Hola a todos, les comento que soy aficionado a la musica, junto con mi hermano...

yo toco la guitarra y tengo una jasmine con cuerdas de nylon que anda muy bien... y mi hermano toca el acordeon y bandoneon...

lo que estamos necesitando es un sistema para captar y pre amplificar un acordeon.
algunos diran que me compre un akg b29.. no gracias, esta en dolares. jaja.. aparte algo hecho por mi me da mucho orgullo usar.

la idea es captar una zona de aprox 50 centimetros x 20 centimetros, de donde sale el sonido... abajo salen agudos y arriba graves.... se me ocurre poner 6 mics electec para poder captar todos los sonidos de punta a punta, pero no se como hacerlo, como va a responder ni si funcionara como espero... aparte la distancia a la cual tendria que ponerlos... si acoplarian con los retornos, etc...
el pre amplificador tambien es algo que me intriga y no se si solamente con un pote o ecualizador pasivo andaria... en realidad no tengo mucha idea de la parte "electronica"....

Me parece un buen proyecto, ya que hay muy poco en el mercado para ese uso exclusivo y lo que hay, por mas caro que sea no termina de convencer... me refiero a que, por ejemplo con un sm58 en un pie, el interprete tiene que estar adaptando su cuerpo a la captacion del mic, subir el acordeon para que el microfono capte los agudos... y al reves...
una vez probamos los akg b29 con 2 mics (tambien akg pero no recuerdo el modelo) viene el combo para el instrumento, pero aparte de ser un sistema caro, solamente capta una parte del sonido... generalmente los medios... agudos y graves sonaban pobres, y al poner mas volumen acopla...

el problema de los acoples es eterno y muy comun en estos instrumentos...

bueno esa es mi inquietud y me gustaria poder encontrar una solucion definitiva para esto..

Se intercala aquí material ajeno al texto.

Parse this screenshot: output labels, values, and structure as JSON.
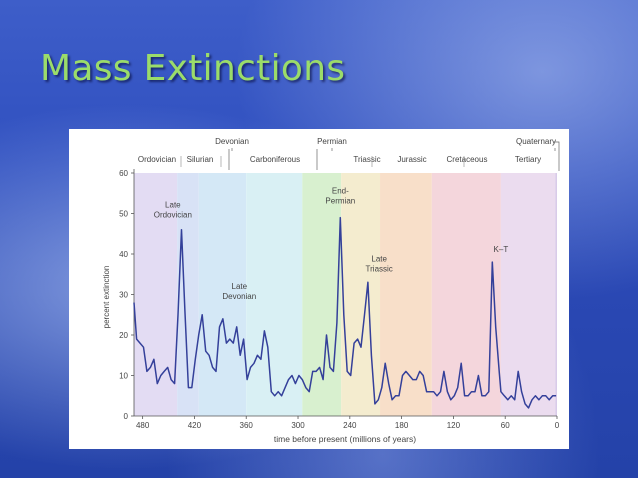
{
  "slide": {
    "title": "Mass Extinctions"
  },
  "chart_data": {
    "type": "line",
    "title": "",
    "xlabel": "time before present (millions of years)",
    "ylabel": "percent extinction",
    "x_reversed": true,
    "xlim": [
      490,
      0
    ],
    "ylim": [
      0,
      60
    ],
    "x_ticks": [
      480,
      420,
      360,
      300,
      240,
      180,
      120,
      60,
      0
    ],
    "y_ticks": [
      0,
      10,
      20,
      30,
      40,
      50,
      60
    ],
    "grid": false,
    "periods_top": [
      "Devonian",
      "Permian",
      "Quaternary"
    ],
    "periods_bottom": [
      "Ordovician",
      "Silurian",
      "Carboniferous",
      "Triassic",
      "Jurassic",
      "Cretaceous",
      "Tertiary"
    ],
    "period_bands": [
      {
        "start": 490,
        "end": 440,
        "color": "#e3dcf3"
      },
      {
        "start": 440,
        "end": 415,
        "color": "#d8e2f6"
      },
      {
        "start": 415,
        "end": 360,
        "color": "#d4e8f6"
      },
      {
        "start": 360,
        "end": 295,
        "color": "#d9f0f4"
      },
      {
        "start": 295,
        "end": 250,
        "color": "#d8f0cf"
      },
      {
        "start": 250,
        "end": 205,
        "color": "#f4eccf"
      },
      {
        "start": 205,
        "end": 145,
        "color": "#f8dfc9"
      },
      {
        "start": 145,
        "end": 65,
        "color": "#f4d6dc"
      },
      {
        "start": 65,
        "end": 2,
        "color": "#ebdcef"
      },
      {
        "start": 2,
        "end": 0,
        "color": "#d9cbe9"
      }
    ],
    "annotations": [
      {
        "text": "Late Ordovician",
        "x": 445,
        "y": 46
      },
      {
        "text": "Late Devonian",
        "x": 368,
        "y": 25
      },
      {
        "text": "End-Permian",
        "x": 251,
        "y": 50
      },
      {
        "text": "Late Triassic",
        "x": 206,
        "y": 34
      },
      {
        "text": "K–T",
        "x": 65,
        "y": 38
      }
    ],
    "series": [
      {
        "color": "#34409a",
        "x": [
          490,
          487,
          483,
          479,
          475,
          471,
          467,
          463,
          459,
          455,
          451,
          447,
          443,
          439,
          435,
          431,
          427,
          423,
          419,
          415,
          411,
          407,
          403,
          399,
          395,
          391,
          387,
          383,
          379,
          375,
          371,
          367,
          363,
          359,
          355,
          351,
          347,
          343,
          339,
          335,
          331,
          327,
          323,
          319,
          315,
          311,
          307,
          303,
          299,
          295,
          291,
          287,
          283,
          279,
          275,
          271,
          267,
          263,
          259,
          255,
          251,
          247,
          243,
          239,
          235,
          231,
          227,
          223,
          219,
          215,
          211,
          207,
          203,
          199,
          195,
          191,
          187,
          183,
          179,
          175,
          171,
          167,
          163,
          159,
          155,
          151,
          147,
          143,
          139,
          135,
          131,
          127,
          123,
          119,
          115,
          111,
          107,
          103,
          99,
          95,
          91,
          87,
          83,
          79,
          75,
          71,
          67,
          65,
          61,
          57,
          53,
          49,
          45,
          41,
          37,
          33,
          29,
          25,
          21,
          17,
          13,
          9,
          5,
          1
        ],
        "values": [
          28,
          19,
          18,
          17,
          11,
          12,
          14,
          8,
          10,
          11,
          12,
          9,
          8,
          25,
          46,
          26,
          7,
          7,
          14,
          20,
          25,
          16,
          15,
          12,
          11,
          22,
          24,
          18,
          19,
          18,
          22,
          15,
          19,
          9,
          12,
          13,
          15,
          14,
          21,
          17,
          6,
          5,
          6,
          5,
          7,
          9,
          10,
          8,
          10,
          9,
          7,
          6,
          11,
          11,
          12,
          9,
          20,
          12,
          11,
          23,
          49,
          25,
          11,
          10,
          18,
          19,
          17,
          25,
          33,
          15,
          3,
          4,
          7,
          13,
          8,
          4,
          5,
          5,
          10,
          11,
          10,
          9,
          9,
          11,
          10,
          6,
          6,
          6,
          5,
          6,
          11,
          6,
          4,
          5,
          7,
          13,
          5,
          5,
          6,
          6,
          10,
          5,
          5,
          6,
          38,
          22,
          11,
          6,
          5,
          4,
          5,
          4,
          11,
          6,
          3,
          2,
          4,
          5,
          4,
          5,
          5,
          4,
          5,
          5
        ]
      }
    ]
  }
}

de antemano muchas gracias a quien pueda aportar algo-


----------



## DOSMETROS (Oct 2, 2011)

Fijate aquí 

Micrófono para Guitarra Electroacústica 


Saludos !


----------



## aschefer (Nov 8, 2011)

http://216.64.193.138/idc/groups/public/documents/webcontent/us_pro_sm98_ug.pdf

si armo este circuito, se le puede poner algun mic compatible para la captacion?


----------



## DJ DRACO (Nov 8, 2011)

Ese es un micrófono, esa es la celda que capta el sonido, vos tendrías que hacer un preamplificador y un amplificador para ese microfono comercial.


----------